In this regard, an engaged country leader is often the lynchpin in successful multi-market models: not only must they play the role of executive sponsor within each market, but they must also lead cross-functional discussions and ultimately approve resources
and budget allocation. Ultimately, you need a senior leader in each market with authority over the three focal points discussed (budgeting, decision making, and end-to-end customer responsibility) — otherwise, cross-functional meetings can devolve into forums
where problems get aired but nothing gets done. 
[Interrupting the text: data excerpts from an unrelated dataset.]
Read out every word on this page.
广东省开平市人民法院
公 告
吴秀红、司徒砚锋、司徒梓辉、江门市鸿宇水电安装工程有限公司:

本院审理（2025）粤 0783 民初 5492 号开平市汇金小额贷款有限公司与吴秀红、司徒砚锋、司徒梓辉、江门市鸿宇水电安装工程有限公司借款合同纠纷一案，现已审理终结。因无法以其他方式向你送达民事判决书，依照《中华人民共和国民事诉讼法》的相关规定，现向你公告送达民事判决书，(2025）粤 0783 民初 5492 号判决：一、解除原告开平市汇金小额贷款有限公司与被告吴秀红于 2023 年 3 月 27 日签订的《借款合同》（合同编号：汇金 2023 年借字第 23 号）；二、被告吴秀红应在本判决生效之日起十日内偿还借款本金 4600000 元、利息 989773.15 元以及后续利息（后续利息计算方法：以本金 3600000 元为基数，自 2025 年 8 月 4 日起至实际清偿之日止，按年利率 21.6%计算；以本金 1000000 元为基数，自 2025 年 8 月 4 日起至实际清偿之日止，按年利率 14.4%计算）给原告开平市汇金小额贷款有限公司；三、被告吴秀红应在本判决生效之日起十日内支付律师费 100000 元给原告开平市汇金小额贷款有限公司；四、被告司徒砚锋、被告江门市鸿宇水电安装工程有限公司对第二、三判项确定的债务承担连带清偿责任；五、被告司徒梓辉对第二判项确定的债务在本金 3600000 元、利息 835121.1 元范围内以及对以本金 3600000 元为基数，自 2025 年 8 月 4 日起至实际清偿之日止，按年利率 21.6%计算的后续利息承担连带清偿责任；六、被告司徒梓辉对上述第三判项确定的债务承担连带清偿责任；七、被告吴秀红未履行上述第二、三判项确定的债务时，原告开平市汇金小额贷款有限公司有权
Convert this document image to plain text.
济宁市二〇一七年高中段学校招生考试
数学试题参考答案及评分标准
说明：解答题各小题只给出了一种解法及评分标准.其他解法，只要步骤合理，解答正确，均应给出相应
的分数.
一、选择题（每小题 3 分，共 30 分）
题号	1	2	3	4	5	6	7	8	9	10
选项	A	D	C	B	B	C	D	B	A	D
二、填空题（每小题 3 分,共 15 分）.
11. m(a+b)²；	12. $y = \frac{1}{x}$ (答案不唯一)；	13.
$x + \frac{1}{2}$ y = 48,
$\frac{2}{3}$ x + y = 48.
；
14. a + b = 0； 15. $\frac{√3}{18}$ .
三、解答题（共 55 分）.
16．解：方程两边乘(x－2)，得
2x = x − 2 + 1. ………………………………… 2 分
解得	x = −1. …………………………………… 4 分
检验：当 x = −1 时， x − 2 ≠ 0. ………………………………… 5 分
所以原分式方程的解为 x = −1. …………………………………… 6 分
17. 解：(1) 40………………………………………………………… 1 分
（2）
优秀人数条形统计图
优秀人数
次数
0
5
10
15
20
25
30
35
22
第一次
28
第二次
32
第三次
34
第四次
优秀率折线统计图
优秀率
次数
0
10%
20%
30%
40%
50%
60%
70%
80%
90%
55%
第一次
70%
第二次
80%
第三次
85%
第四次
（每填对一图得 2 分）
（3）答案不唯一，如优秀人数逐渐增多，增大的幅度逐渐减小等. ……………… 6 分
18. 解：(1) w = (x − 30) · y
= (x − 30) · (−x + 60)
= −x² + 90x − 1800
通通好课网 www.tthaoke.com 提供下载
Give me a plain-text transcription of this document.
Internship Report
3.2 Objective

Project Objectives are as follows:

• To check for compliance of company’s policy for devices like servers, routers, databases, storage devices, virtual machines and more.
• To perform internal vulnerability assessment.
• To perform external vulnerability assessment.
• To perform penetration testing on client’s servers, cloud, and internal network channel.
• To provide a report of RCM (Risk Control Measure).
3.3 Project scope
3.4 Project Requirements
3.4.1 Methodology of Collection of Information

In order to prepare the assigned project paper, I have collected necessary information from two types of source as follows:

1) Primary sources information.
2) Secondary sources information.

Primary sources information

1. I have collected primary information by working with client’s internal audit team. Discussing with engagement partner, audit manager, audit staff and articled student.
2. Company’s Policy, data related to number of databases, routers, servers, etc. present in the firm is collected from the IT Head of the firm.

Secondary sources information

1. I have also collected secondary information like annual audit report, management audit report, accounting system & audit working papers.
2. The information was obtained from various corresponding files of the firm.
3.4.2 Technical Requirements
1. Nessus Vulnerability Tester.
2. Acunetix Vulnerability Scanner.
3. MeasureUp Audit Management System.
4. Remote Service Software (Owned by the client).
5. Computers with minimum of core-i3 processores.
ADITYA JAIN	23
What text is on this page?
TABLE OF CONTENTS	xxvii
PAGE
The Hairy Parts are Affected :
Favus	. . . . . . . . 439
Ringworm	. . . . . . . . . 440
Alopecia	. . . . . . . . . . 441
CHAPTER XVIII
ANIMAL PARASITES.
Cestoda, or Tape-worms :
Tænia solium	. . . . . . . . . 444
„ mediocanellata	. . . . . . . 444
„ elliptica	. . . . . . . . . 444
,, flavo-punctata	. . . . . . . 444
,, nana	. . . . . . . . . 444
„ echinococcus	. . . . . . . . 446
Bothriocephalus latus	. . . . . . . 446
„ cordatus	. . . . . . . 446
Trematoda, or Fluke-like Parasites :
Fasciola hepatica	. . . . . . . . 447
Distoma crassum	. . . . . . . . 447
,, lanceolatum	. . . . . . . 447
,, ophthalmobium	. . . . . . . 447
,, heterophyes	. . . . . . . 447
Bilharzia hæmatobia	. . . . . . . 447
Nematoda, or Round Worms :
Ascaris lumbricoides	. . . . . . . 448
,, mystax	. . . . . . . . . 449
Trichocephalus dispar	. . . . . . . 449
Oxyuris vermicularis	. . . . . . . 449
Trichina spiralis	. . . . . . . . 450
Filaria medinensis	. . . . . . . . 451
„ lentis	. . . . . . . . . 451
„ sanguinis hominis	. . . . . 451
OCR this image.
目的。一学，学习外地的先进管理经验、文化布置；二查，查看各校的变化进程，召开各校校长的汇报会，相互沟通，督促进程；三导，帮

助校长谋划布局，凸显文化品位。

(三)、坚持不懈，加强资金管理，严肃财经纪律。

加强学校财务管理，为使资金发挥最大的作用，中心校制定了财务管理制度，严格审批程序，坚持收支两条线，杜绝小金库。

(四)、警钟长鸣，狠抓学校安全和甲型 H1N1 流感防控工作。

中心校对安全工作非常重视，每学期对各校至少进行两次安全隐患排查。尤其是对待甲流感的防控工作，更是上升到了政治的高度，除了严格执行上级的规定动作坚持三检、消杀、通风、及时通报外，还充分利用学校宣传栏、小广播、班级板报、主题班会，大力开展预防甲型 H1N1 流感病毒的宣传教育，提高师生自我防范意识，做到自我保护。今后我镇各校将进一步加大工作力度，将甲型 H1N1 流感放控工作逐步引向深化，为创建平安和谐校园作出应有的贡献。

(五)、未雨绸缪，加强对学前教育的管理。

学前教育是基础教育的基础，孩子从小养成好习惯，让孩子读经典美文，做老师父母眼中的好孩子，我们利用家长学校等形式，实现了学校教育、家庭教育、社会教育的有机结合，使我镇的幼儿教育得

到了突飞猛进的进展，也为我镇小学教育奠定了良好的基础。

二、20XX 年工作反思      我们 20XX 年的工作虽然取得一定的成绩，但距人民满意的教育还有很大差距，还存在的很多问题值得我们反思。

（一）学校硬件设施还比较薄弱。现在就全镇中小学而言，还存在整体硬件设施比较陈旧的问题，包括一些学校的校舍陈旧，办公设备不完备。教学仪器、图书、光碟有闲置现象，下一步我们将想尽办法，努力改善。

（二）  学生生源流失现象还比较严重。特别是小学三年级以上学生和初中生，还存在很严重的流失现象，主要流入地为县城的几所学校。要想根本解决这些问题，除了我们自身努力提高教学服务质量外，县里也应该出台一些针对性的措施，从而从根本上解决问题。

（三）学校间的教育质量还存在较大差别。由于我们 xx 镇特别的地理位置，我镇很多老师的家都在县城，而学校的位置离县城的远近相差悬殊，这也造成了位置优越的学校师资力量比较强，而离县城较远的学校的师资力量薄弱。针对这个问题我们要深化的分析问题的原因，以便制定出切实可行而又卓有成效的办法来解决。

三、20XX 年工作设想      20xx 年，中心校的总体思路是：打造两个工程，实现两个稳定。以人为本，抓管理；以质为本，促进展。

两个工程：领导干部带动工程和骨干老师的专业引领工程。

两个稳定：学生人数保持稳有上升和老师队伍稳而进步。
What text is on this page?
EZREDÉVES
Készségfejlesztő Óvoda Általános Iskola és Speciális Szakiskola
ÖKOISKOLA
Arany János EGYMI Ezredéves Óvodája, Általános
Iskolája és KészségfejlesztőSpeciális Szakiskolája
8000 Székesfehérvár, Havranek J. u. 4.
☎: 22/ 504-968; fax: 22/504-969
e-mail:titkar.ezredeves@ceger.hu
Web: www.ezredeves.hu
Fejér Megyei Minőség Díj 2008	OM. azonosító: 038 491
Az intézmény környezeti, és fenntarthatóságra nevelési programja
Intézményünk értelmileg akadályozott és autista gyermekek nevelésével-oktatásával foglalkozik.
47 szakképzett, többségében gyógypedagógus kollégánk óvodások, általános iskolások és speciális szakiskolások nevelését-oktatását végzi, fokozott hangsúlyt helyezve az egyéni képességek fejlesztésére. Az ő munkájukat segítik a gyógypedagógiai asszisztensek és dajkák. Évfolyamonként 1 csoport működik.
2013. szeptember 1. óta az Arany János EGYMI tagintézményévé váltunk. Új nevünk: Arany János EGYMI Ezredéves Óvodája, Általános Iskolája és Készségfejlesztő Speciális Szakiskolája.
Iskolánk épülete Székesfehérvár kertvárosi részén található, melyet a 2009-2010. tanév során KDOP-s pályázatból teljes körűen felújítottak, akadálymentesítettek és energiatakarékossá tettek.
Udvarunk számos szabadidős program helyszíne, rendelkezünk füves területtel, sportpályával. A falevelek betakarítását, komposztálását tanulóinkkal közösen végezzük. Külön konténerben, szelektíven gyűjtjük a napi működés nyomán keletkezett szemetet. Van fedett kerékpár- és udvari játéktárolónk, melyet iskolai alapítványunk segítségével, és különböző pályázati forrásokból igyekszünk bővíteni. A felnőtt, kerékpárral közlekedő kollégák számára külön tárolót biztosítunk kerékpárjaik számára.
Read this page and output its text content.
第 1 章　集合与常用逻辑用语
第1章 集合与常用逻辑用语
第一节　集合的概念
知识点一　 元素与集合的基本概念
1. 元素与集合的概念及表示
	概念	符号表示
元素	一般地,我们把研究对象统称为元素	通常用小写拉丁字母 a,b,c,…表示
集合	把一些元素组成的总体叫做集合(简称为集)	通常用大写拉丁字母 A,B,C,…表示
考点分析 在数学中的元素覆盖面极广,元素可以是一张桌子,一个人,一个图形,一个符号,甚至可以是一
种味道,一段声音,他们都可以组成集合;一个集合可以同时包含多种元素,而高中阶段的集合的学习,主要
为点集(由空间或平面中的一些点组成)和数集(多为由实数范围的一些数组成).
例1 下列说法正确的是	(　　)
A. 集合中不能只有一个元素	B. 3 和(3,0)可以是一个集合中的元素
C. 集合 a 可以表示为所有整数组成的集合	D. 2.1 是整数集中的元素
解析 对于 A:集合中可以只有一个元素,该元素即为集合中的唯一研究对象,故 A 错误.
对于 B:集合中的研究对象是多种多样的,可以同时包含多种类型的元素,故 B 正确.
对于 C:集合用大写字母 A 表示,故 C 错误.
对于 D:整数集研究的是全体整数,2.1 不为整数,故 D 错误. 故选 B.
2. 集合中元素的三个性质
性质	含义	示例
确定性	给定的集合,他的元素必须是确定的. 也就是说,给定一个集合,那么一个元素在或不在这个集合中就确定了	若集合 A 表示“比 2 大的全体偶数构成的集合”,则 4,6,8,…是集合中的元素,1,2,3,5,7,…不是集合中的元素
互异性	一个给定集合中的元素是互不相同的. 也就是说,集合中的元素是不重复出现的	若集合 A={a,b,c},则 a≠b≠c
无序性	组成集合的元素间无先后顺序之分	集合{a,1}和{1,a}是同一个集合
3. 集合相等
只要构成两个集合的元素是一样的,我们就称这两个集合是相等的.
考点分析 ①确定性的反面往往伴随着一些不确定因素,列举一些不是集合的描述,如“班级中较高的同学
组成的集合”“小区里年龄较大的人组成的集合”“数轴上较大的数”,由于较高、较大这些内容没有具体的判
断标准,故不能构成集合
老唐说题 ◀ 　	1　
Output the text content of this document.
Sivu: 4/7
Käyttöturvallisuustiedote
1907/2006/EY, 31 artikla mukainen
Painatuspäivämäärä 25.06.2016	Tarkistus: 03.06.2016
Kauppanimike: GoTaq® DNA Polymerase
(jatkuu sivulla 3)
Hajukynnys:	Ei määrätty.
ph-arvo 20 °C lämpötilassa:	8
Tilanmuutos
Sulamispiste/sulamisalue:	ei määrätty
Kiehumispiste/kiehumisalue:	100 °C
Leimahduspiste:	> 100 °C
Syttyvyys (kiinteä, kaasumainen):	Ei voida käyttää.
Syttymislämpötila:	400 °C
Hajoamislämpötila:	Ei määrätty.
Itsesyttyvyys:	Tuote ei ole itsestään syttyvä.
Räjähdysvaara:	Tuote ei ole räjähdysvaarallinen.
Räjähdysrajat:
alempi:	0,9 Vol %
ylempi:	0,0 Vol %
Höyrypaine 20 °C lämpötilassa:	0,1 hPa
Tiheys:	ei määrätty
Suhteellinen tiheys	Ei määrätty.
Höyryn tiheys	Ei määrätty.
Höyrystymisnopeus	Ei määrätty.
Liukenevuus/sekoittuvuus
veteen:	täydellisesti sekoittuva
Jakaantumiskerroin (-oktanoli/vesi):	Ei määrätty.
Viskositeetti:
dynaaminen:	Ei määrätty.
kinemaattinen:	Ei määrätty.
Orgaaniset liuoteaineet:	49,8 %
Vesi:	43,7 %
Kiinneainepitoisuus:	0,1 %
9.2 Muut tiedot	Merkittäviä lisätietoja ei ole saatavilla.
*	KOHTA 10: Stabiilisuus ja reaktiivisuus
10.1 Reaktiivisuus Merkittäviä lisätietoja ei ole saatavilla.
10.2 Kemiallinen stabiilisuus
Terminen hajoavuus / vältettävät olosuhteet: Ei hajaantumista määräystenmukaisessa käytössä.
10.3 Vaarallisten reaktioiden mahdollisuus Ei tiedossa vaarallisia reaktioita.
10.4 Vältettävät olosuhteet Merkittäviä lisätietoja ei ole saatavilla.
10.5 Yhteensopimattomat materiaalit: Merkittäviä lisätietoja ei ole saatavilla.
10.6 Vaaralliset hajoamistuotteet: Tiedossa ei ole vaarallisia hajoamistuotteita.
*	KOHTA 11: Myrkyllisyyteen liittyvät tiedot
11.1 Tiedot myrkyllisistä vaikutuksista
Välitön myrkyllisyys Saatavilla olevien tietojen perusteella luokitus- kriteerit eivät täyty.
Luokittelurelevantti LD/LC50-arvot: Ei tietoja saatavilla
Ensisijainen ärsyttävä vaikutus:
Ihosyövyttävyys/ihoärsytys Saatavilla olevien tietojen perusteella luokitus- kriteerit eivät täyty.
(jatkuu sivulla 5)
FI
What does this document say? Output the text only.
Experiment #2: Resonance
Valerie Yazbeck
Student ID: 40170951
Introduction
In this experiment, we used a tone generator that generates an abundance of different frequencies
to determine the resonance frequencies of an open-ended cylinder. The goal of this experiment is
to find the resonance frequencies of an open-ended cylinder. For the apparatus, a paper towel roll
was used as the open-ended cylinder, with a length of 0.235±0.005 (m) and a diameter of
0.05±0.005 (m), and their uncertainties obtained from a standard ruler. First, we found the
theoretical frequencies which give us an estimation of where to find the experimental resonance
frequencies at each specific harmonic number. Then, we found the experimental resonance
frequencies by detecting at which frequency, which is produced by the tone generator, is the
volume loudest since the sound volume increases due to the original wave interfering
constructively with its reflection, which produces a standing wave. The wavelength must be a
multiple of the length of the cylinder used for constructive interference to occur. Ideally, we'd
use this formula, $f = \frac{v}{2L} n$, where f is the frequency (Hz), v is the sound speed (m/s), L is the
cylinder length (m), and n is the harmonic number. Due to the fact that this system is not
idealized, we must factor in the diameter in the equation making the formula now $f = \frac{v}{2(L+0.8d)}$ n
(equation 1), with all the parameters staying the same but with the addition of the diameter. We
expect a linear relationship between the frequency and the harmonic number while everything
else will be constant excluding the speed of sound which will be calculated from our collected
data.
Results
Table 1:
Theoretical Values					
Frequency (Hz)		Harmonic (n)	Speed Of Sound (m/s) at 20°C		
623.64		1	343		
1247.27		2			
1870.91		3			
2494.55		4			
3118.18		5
Institutions that are decentralized by division rather than by market are similar, but the role played by the country leader is instead taken by the divisional executive. There will always be competing priorities across departments; eventually someone needs
to break the tie.

A further consideration should always be the interplay between the corporate team and the function or market. For instance, the program’s corporate sponsor should have a regular touchpoint with divisional or country leadership to ensure buy-in and visibility.

Organizing for CX success

Program governance is a huge and essential topic — with many more considerations than an article of this length can encompass. But the north star for any organization should always be those three aforementioned focal points for accountability — budgeting,
decision making and visibility across customer operations. Financial institutions that can identify where those focal points come together in their organization, and look to build forums for decision-making around them, will find they can outpace the market
in translating insights into actions.